Leading global drone delivery company Wing is undertaking more innovation of its operational model by introducing store-prepared orders in new service to the Dallas-Fort Worth area – its biggest urban market to date.
Owned by Google holding company Alphabet, Wing is launching its new, retail-based drone delivery method as ideally adapted to serving the dense population cities it hopes to expand to in the US and around the world. The first version of that will operate in the Frisco and Little Elm areas of Dallas-Fort Worth, using a container-housed command center located at Walgreens store Wing is partnering with. Serving as an operational mini-hangar, the unit can be brought to virtually any business wanting to fly goods to waiting customers, and house the Wing drones, pilots, and navigation equipment to provide that transportation.

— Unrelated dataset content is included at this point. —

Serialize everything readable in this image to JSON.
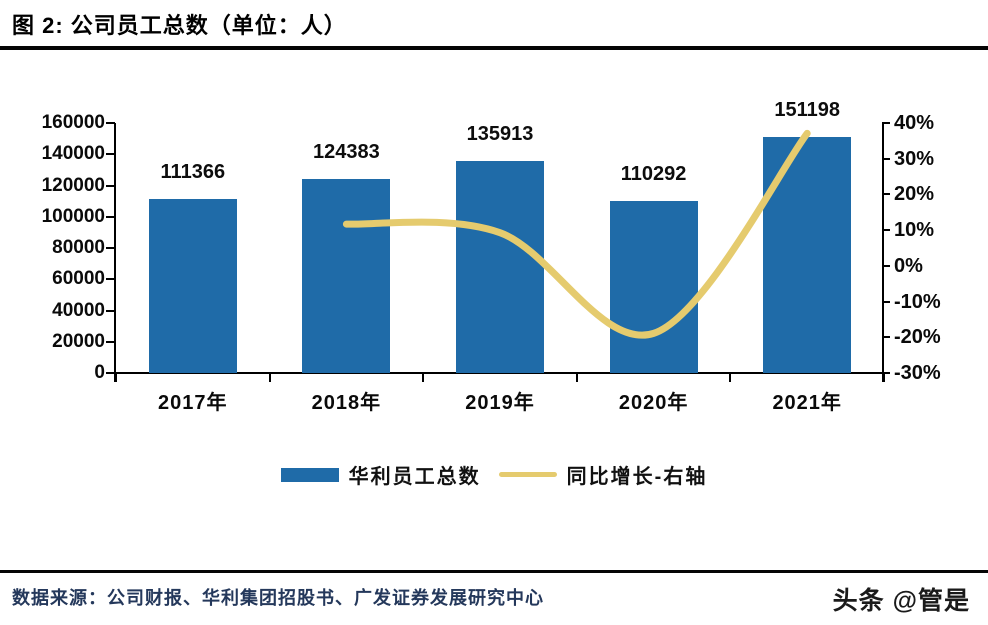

The new model will involve designated Walgreen employees processing client orders and load those packages onto the delivery drones. Once the payload box holding goods is secured, Wing pilots take over, flying the drones to client addresses for delivery. The system is designed to allow expanded operation and UAV take off and landing from adjacent parking lots, surrounding open spaces, or even from rooftops.
The new twist in Wing’s model isn’t the first. Initially the service involved participating businesses bringing orders to multiple fleet locations, where drones stood ready to make deliveries. In September, the company switched that concept around by positioning a team of pilots and UAVs at a shopping center in the Australian city of Logan – bringing drone supply to a concentrated retail demand spot, as it were.
This new variation takes yet another tack by positioning a dedicated drone delivery unit at the doorstep of a single retailer likely to receive a relatively high volume of orders. It also marks Wing’s ambition to expand its geographical reach from the modestly sized cities in the US, Australia, and Finland it serves to densely populated urban centers.
The company says that up to this point, the single retailer-based drone delivery operation that companies like Walmart and Kreuger have used has been restricted to smaller towns, where land occupation and complexities linked to overflight of people are lower. Wing says the experience it has gained in extant operations have produced the kind of reliable aircraft, advanced flight planning, and routing capabilities that now permit it to operate highly automated drone delivery services in more crowded, complex operating environments.
Wing – which has been operating test flights to prepare the launch since June – plans to conduct limited mock runs starting next week in Frisco and Little Elm. It then hopes to set up drone delivery demonstrations and get feedback from local communities. Full launch a commercial service is expected to begin in the coming months – the first of its kind in a major US metro area.